Javier Velásquez Quesquén es un político que destaca por ser ponderado, en una emergente generación del APRA caracterizada por jóvenes exacerbados. Maneja su agenda con celo. Su acceso a la presidencia del Congreso lo refleja, y el ejercicio democrático que hizo del cargo lo confirma. Hace poco le estuvo quitando el sueño la presidencia regional de Chiclayo, al extremo que deslizó su intención de alejarse no solo de la presidencia del Legislativo sino inclusive de renunciar al Parlamento. Hoy ocupa el influyente –aunque sin duda complejo, por el momento– cargo de primer ministro. En el período de un lustro fijado para los regímenes democráticos, el tercer año marca el tiempo en que empiezan a complicarse las cosas. No respecto a los problemas de fondo como luchar contra la pobreza; promover inversiones; encarar la crisis internacional; mejorar los servicios de salud, educación y seguridad; resguardar la soberanía; insistir en la reforma del Estado, etc. Nada de eso. Es más bien que la oposición lleva al extremo el asunto de lidiar con las formas democráticas, retando al gobierno a descifrar la fórmula mágica para evitar que las marchas y los paros violentos –así como otras asonadas mayores– acaben con muertos y heridos. Porque de producirse éstos, el gobierno acabará sentado en el banquillo, acusado por la izquierda de violar derechos humanos y cometer actos genocidas contra los pobres extremistas. Así la democracia aparecerá sentenciada por crímenes contra el pueblo y la izquierda sacando pecho en su rol de eterna Robin Hood de las masas, acumulando puntos para auparse al poder.

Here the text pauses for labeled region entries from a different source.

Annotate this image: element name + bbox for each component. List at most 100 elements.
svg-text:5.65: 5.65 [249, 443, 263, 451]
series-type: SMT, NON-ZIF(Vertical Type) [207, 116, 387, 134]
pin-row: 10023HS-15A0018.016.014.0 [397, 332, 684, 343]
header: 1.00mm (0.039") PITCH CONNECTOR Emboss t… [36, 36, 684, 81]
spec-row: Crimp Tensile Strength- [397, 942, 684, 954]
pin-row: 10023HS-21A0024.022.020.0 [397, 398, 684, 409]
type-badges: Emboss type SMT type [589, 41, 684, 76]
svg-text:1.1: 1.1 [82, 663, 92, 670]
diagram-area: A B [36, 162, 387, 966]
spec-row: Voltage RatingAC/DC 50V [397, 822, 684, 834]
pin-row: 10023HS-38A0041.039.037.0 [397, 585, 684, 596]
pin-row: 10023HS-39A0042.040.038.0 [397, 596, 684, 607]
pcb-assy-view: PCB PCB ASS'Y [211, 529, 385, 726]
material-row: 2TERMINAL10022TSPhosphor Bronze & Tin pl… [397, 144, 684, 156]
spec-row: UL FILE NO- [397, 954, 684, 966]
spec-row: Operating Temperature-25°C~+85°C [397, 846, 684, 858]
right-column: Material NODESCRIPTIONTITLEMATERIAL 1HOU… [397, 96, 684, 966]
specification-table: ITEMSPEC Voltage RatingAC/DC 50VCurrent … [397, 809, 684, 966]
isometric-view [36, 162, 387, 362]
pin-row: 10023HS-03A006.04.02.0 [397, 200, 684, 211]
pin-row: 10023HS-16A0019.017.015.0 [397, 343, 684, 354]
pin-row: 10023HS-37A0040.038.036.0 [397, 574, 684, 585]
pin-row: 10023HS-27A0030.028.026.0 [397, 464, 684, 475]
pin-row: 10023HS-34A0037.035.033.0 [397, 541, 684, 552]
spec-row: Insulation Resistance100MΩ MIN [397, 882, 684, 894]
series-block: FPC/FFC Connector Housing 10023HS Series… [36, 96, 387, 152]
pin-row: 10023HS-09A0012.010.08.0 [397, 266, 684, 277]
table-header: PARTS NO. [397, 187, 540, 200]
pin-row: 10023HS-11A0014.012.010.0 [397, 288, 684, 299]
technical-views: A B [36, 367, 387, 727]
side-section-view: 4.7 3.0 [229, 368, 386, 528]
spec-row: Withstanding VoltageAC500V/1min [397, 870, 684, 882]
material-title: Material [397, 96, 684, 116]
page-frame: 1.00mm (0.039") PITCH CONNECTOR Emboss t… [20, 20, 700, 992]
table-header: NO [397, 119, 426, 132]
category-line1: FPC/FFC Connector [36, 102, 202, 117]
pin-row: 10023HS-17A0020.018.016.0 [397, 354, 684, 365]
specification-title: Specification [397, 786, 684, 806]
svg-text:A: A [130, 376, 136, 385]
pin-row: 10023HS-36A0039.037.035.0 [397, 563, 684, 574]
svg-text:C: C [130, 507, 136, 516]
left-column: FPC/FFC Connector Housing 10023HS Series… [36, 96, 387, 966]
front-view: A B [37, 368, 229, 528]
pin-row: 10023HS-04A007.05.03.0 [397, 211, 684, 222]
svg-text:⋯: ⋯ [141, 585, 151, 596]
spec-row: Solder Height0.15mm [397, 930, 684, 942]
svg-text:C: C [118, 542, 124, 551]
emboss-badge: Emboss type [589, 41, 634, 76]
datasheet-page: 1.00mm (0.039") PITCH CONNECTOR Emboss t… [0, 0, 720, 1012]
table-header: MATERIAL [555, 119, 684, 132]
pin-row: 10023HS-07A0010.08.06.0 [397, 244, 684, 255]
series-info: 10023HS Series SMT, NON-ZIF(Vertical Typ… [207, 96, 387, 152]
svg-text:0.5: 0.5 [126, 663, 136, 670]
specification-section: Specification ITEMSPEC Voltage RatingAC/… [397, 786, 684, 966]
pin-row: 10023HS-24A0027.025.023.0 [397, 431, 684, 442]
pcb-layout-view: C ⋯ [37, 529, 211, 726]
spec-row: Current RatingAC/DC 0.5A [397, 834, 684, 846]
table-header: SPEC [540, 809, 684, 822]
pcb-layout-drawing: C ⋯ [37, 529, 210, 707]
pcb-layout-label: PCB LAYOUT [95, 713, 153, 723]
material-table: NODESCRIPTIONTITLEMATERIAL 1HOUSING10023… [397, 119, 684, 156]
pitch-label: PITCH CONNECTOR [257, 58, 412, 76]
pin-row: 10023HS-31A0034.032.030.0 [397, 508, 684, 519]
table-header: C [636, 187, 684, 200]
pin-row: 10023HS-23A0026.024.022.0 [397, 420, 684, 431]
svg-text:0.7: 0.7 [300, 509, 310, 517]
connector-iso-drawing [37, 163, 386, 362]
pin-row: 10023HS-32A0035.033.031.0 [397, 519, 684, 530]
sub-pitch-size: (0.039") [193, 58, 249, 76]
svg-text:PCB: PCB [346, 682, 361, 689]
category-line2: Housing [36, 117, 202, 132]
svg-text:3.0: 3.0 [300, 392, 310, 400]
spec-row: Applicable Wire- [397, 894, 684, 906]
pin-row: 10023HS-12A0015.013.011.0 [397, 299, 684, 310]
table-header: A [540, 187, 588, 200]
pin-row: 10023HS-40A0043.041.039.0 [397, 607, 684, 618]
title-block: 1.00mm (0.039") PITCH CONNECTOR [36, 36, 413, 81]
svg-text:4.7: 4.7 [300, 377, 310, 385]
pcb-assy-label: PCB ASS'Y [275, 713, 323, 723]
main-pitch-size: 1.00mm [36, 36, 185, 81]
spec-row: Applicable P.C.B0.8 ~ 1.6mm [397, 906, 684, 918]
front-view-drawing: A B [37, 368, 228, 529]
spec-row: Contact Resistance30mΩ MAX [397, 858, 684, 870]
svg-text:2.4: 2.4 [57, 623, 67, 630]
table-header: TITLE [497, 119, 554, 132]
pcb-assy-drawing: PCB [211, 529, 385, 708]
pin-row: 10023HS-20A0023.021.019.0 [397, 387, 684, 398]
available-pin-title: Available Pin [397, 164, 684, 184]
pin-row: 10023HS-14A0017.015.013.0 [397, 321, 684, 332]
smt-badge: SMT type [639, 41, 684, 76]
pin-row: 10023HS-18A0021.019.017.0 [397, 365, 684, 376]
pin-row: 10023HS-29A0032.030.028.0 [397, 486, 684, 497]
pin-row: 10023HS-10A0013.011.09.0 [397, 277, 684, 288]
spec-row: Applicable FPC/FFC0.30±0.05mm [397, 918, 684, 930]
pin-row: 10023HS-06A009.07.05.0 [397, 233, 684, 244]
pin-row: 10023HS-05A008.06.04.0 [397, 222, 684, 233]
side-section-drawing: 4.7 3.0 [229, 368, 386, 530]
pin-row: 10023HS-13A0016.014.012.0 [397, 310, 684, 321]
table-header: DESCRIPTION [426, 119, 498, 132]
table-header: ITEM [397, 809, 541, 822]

Es que al tercer año comienza la campaña electoral para el siguiente proceso, y con ella se desatan las iras de una oposición intransigente. La oposición ultra desestabilizadora que encarna la izquierda, convencida que con su salvajismo callejero –manejado con no más de tres mil mercenarios que toman carreteras, marchan amenazantes por las calles, destruyen propiedad pública y privada, etc.– afirma el aura de un inexistente apoyo popular; o en todo caso vuela en pedazos la gobernabilidad. Con esto último cocinaría el caldo de cultivo que invite a la poblada a sumarse a la intentona de traerse abajo al régimen democrático a través de un “golpe de masas” –estilo Bolivia–, para luego encaramarse en el poder mediante una espuria Asamblea Constituyente que le confiera “legitimidad” a la revuelta. El guión es archiconocido.
El día de la juramentación ministerial el jefe de Estado habló del “último gabinete”, aduciendo que habrá de perdurar hasta el fin de su mandato. En consecuencia a la gestión Velásquez Quesquén le aguarda un escenario sumamente complicado. La violencia irá multiplicándose porque los rojos saben que es su único instrumento para conquistar el gobierno. Bien acusando de criminal al régimen de turno –con lo cual resquebraja la imagen de la democracia– o a través de un “golpe popular” producto de instigar permanentemente a la revuelta de las masas. La pendenciera marcha de los cuatro suyos, prevista para setiembre, es la primera de una serie de pruebas de esfuerzo que la izquierda tiene preparada para el gabinete. Ojalá los ministros de Defensa e Interior activen antes los servicios de inteligencia pulverizados por Toledo.